Second, having clear practice standards helps to make it clear when a CFP® professional has met their professional obligation to clients, even and especially when the final outcome may not be favorable. Just as doctors can defend against malpractice – even if the patient isn’t cured or doesn’t survive – and investment professionals can avoid being liable for inappropriate investment recommendations by demonstrating that they diligently followed a prudent professional process, so too can and should CFP® professionals have and be able to adhere to their own professional process to demonstrate that what they did was appropriate for the Client (regardless of the outcome).

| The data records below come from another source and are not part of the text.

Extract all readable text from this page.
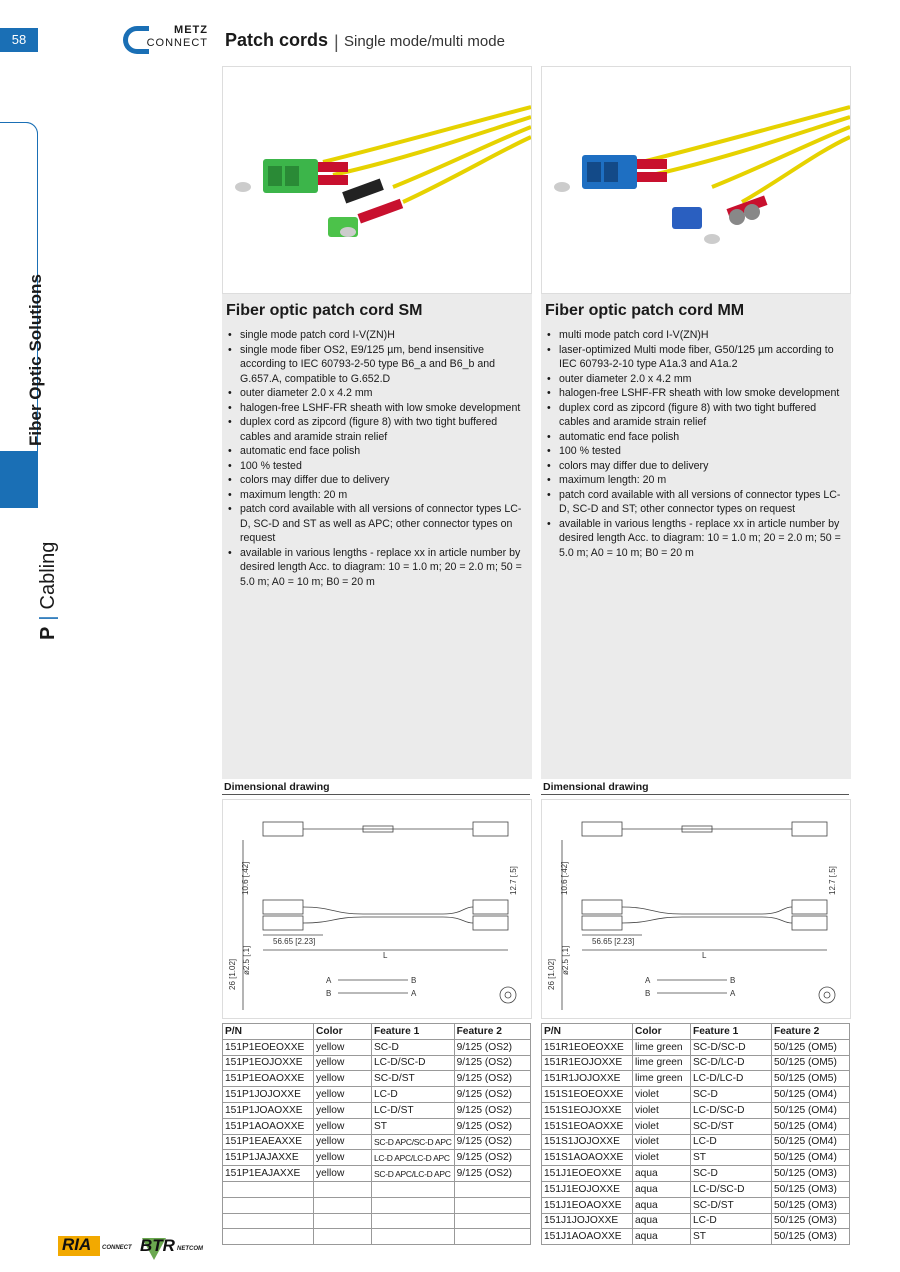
58
METZ
CONNECT Patch cords | Single mode/multi mode
Fiber Optic Solutions
P|Cabling
Fiber optic patch cord SM
• single mode patch cord I-V(ZN)H
• single mode fiber OS2, E9/125 µm, bend insensitive according to IEC 60793-2-50 type B6_a and B6_b and G.657.A, compatible to G.652.D
• outer diameter 2.0 x 4.2 mm
• halogen-free LSHF-FR sheath with low smoke development
• duplex cord as zipcord (figure 8) with two tight buffered cables and aramide strain relief
• automatic end face polish
• 100 % tested
• colors may differ due to delivery
• maximum length: 20 m
• patch cord available with all versions of connector types LC- D, SC-D and ST as well as APC; other connector types on request
• available in various lengths - replace xx in article number by desired length Acc. to diagram: 10 = 1.0 m; 20 = 2.0 m; 50 = 5.0 m; A0 = 10 m; B0 = 20 m
Dimensional drawing
10.6 [.42]	12.7 [.5]
56.65 [2.23]
L
26 [1.02] ø2.5 [.1]
A	B
B	A
P/N	Color	Feature 1	Feature 2
151P1EOEOXXE	yellow	SC-D	9/125 (OS2)
151P1EOJOXXE	yellow	LC-D/SC-D	9/125 (OS2)
151P1EOAOXXE	yellow	SC-D/ST	9/125 (OS2)
151P1JOJOXXE	yellow	LC-D	9/125 (OS2)
151P1JOAOXXE	yellow	LC-D/ST	9/125 (OS2)
151P1AOAOXXE	yellow	ST	9/125 (OS2)
151P1EAEAXXE	yellow	SC-D APC/SC-D APC	9/125 (OS2)
151P1JAJAXXE	yellow	LC-D APC/LC-D APC	9/125 (OS2)
151P1EAJAXXE	yellow	SC-D APC/LC-D APC	9/125 (OS2)

Fiber optic patch cord MM
• multi mode patch cord I-V(ZN)H
• laser-optimized Multi mode fiber, G50/125 µm according to IEC 60793-2-10 type A1a.3 and A1a.2
• outer diameter 2.0 x 4.2 mm
• halogen-free LSHF-FR sheath with low smoke development
• duplex cord as zipcord (figure 8) with two tight buffered cables and aramide strain relief
• automatic end face polish
• 100 % tested
• colors may differ due to delivery
• maximum length: 20 m
• patch cord available with all versions of connector types LC-D, SC-D and ST; other connector types on request
• available in various lengths - replace xx in article number by desired length Acc. to diagram: 10 = 1.0 m; 20 = 2.0 m; 50 = 5.0 m; A0 = 10 m; B0 = 20 m
Dimensional drawing
10.6 [.42]	12.7 [.5]
56.65 [2.23]
L
26 [1.02] ø2.5 [.1]
A	B
B	A
P/N	Color	Feature 1	Feature 2
151R1EOEOXXE	lime green	SC-D/SC-D	50/125 (OM5)
151R1EOJOXXE	lime green	SC-D/LC-D	50/125 (OM5)
151R1JOJOXXE	lime green	LC-D/LC-D	50/125 (OM5)
151S1EOEOXXE	violet	SC-D	50/125 (OM4)
151S1EOJOXXE	violet	LC-D/SC-D	50/125 (OM4)
151S1EOAOXXE	violet	SC-D/ST	50/125 (OM4)
151S1JOJOXXE	violet	LC-D	50/125 (OM4)
151S1AOAOXXE	violet	ST	50/125 (OM4)
151J1EOEOXXE	aqua	SC-D	50/125 (OM3)
151J1EOJOXXE	aqua	LC-D/SC-D	50/125 (OM3)
151J1EOAOXXE	aqua	SC-D/ST	50/125 (OM3)
151J1JOJOXXE	aqua	LC-D	50/125 (OM3)
151J1AOAOXXE	aqua	ST	50/125 (OM3)
RIA CONNECT BTR NETCOM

Third, establishing these Financial Planning Practice Standards provides a framework to define when CFP® professionals are not expected to “do” Financial Planning and do not have to engage in a full-scope advice process. Which, again, helps to protect the CFP® professional and aids in reducing the cost of financial planning advice itself by not forcing CFP® professionals to engage in a timely process that the Client may not necessarily want or need. While at the same time recognizing that, if and when clients do want comprehensive financial planning… CFP® professionals are expected to follow all the steps of the process to ensure it is delivered appropriately!